Those in the restaurant business know “amateur hour” doesn’t refer to an old-time talent show. The term is about the busiest nights — Saturdays, Valentine's Day, New Year Eve, and other holidays — when tables are filled with people who tend to dine out only on weekends and special occasions. It originated with servers and bartenders at high end establishments and it was meant to be derogatory, differentiating the rookies from the regulars. Amateurs, in the opinion of these industry insiders, don’t know how to tip, have pedestrian palates, and always want to substitute this for that to the annoyance of everyone in the kitchen. I think the conceit is snotty and mean, given that these so-called amateurs help keep restaurants in business and staff members gainfully employed. But I suppose a case can be made that it’s rooted in the reality of what these folks deal with on a regular basis.

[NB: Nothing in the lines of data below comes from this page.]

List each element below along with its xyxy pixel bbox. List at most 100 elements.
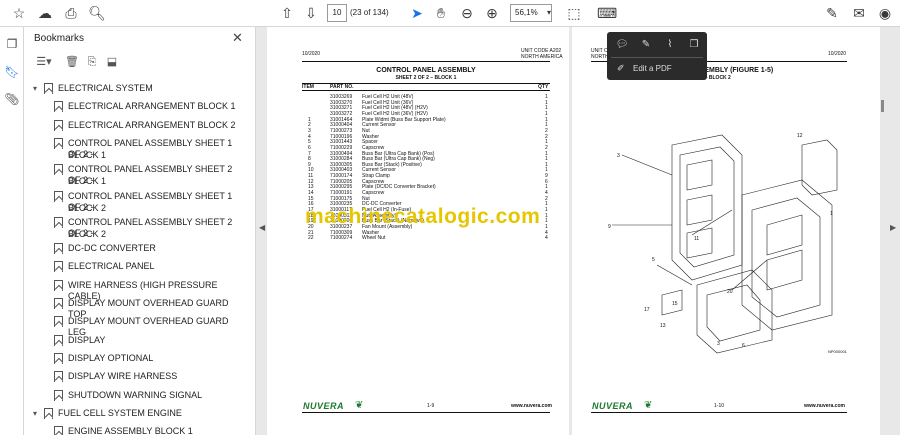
bookmark-flag-icon [54,279,63,291]
cell-qty: 4 [545,235,548,242]
bookmarks-panel: Bookmarks ✕ ☰▾ 🗑︎ ⎘ ⬓ ▾ ELECTRICAL SYSTEM… [24,27,273,435]
quick-actions-popup: 💬︎ ✎ ⌇ ❐ ✐ Edit a PDF [607,32,707,80]
mail-icon[interactable]: ✉ [850,4,868,22]
collapse-right-icon[interactable]: ▶ [890,223,896,232]
bookmark-star-icon[interactable]: ☆ [10,4,28,22]
edit-pdf-button[interactable]: Edit a PDF [633,64,672,73]
zoom-in-icon[interactable]: ⊕ [483,4,501,22]
svg-text:13: 13 [660,323,666,329]
nuvera-logo: NUVERA [303,401,345,411]
bookmark-flag-icon [54,137,63,149]
figure-id: NP000001 [828,349,847,354]
svg-text:11: 11 [694,236,699,242]
table-row: 22 71000274 Wheel Nut 4 [302,235,549,241]
page-title: ASSEMBLY (FIGURE 1-5) [690,67,774,74]
top-toolbar: ☆ ☁ ⎙ 🔍︎ ⇧ ⇩ 10 (23 of 134) ➤ ✋︎ ⊖ ⊕ 56,… [0,0,900,27]
next-page-button[interactable]: ⇩ [302,4,320,22]
close-icon[interactable]: ✕ [232,30,243,46]
zoom-search-icon[interactable]: 🔍︎ [88,4,106,22]
page-number: 1-10 [714,403,725,409]
previous-page-button[interactable]: ⇧ [278,4,296,22]
footer-url: www.nuvera.com [804,403,845,409]
bookmarks-icon[interactable]: 🔖︎ [4,64,20,80]
hand-tool-icon[interactable]: ✋︎ [432,4,450,22]
bookmark-flag-icon [54,164,63,176]
copy-icon[interactable]: ❐ [687,38,701,52]
bookmark-flag-icon [54,389,63,401]
bookmarks-title: Bookmarks [34,33,85,44]
bookmark-flag-icon [54,371,63,383]
cell-item: 22 [308,235,314,242]
bookmark-flag-icon [54,261,63,273]
new-bookmark-icon[interactable]: ⎘ [82,54,102,70]
bookmark-flag-icon [54,119,63,131]
edit-pen-icon[interactable]: ✎ [823,4,841,22]
bookmark-label: FUEL CELL SYSTEM ENGINE [58,407,182,418]
bookmark-label: SHUTDOWN WARNING SIGNAL [68,389,203,400]
fit-page-icon[interactable]: ⬚ [565,4,583,22]
keyboard-icon[interactable]: ⌨ [597,4,617,22]
svg-text:1: 1 [830,211,833,217]
bookmark-label: DISPLAY [68,334,106,345]
bookmark-label: DC-DC CONVERTER [68,243,156,254]
cell-part: 71000274 [330,235,353,242]
col-part: PART NO. [330,84,354,90]
bookmark-flag-icon [54,298,63,309]
bookmark-label: ENGINE ASSEMBLY BLOCK 1 [68,426,193,435]
svg-text:20: 20 [727,289,733,295]
edit-pdf-icon: ✐ [617,63,625,73]
cell-desc: Wheel Nut [362,235,386,242]
account-icon[interactable]: ◉ [876,4,894,22]
scrollbar[interactable] [881,100,884,112]
zoom-dropdown-icon[interactable]: ▾ [540,4,558,22]
svg-text:5: 5 [652,257,655,263]
options-menu-icon[interactable]: ☰▾ [34,54,54,70]
page-number-input[interactable]: 10 [327,4,347,22]
svg-text:6: 6 [742,343,745,349]
delete-bookmark-icon[interactable]: 🗑︎ [62,54,82,70]
nuvera-logo: NUVERA [592,401,634,411]
highlight-pen-icon[interactable]: ✎ [639,38,653,52]
page-number: 1-9 [427,403,435,409]
print-icon[interactable]: ⎙ [62,4,80,22]
bookmark-list: ▾ ELECTRICAL SYSTEM ELECTRICAL ARRANGEMENT… [24,79,246,435]
exploded-assembly-diagram: 3 9 5 11 20 15 17 13 3 6 12 1 [608,133,838,354]
bookmark-flag-icon [54,316,63,328]
svg-text:3: 3 [717,341,720,347]
bookmark-label: ELECTRICAL SYSTEM [58,83,153,93]
bookmark-label: ELECTRICAL ARRANGEMENT BLOCK 1 [68,101,236,112]
page-thumbnails-icon[interactable]: ❐ [4,36,20,52]
collapse-left-icon[interactable]: ◀ [259,223,265,232]
svg-text:15: 15 [672,301,678,307]
draw-icon[interactable]: ⌇ [663,38,677,52]
bookmark-flag-icon [54,352,63,364]
upload-cloud-icon[interactable]: ☁ [36,4,54,22]
svg-text:17: 17 [644,307,650,313]
select-cursor-icon[interactable]: ➤ [408,4,426,22]
bookmark-label-line2: BLOCK 1 [68,176,107,187]
watermark: machinecatalogic.com [305,205,541,228]
bookmark-label: DISPLAY OPTIONAL [68,352,154,363]
page-date: 10/2020 [302,51,321,57]
comment-icon[interactable]: 💬︎ [615,38,629,52]
svg-text:12: 12 [797,133,803,139]
chevron-down-icon[interactable]: ▾ [33,408,37,419]
bookmark-label-line2: BLOCK 2 [68,228,107,239]
bookmark-label: DISPLAY WIRE HARNESS [68,371,178,382]
attachments-icon[interactable]: 📎︎ [4,91,20,107]
bookmark-flag-icon [54,190,63,202]
chevron-down-icon[interactable]: ▾ [33,83,37,94]
bookmark-flag-icon [54,334,63,346]
page-right: UNIT CODE A202 NORTH AMERICA 10/2020 ASS… [572,27,880,435]
col-qty: QTY [538,84,549,90]
page-subtitle: SHEET 2 OF 2 – BLOCK 1 [395,75,457,81]
expand-bookmark-icon[interactable]: ⬓ [102,54,122,70]
page-count: (23 of 134) [350,8,389,17]
zoom-out-icon[interactable]: ⊖ [458,4,476,22]
page-subtitle: OF 2 — BLOCK 2 [690,75,731,81]
region: NORTH AMERICA [521,54,563,60]
svg-text:3: 3 [617,153,620,159]
bookmark-flag-icon [54,243,63,255]
page-title: CONTROL PANEL ASSEMBLY [376,67,476,74]
bookmark-flag-icon [44,407,53,419]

However, the concept has morphed into something snarkier, a them-versus-us insult adopted by a self-important subset of diners. Apparently they believe that going to a nice restaurant and spending a lot money on a weeknight gives them some kind of bragging rights. In conversation and online these culinary cognoscenti set themselves apart from less savvy and sophisticated customers.
That was apparent in a post titled “When Vulgar Amateur Diners Ruin Dinner.” It was written by Washington City Paper’s assistant managing editor Michael E. Grass. He gets his shorts in a knot about a group of women sitting next to him in a restaurant who are inconsiderately loud. When they also have chocolate martinis with food, their status as rank amateurs is confirmed. It’s a nasty bit of euphemism and reveals more about what's wrong with him than the ladies he labeled.
His attitude of superiority irritated me. I’m a paid eater. But there aren’t many in my line of work anymore. Which makes most everyone else, including Grass, an amateur. And you’ll often find me in a restaurant on Friday or Saturday nights. As a reviewer I want to get a firsthand impression of what it’s like when the dining room is packed and hectic. If a place can deliver a good experience under those conditions, and many do in this town, it’s a measure of overall skill and ability. But I'm also there even if I’m not on the job. Like all you non-professionals, I enjoy going out at the end of a long work week, indulging my taste for good food and drink knowing I don’t have to get up early and get to my desk the next day. I don’t mind being with the amateurs. Actually I’d rather sit beside them than a bunch of foodies snapping pictures of every course with their cell phones, madly texting and tweeting their whereabouts and trying to impress each other by telling stories of the incredible meals they had someplace else. On a Thursday.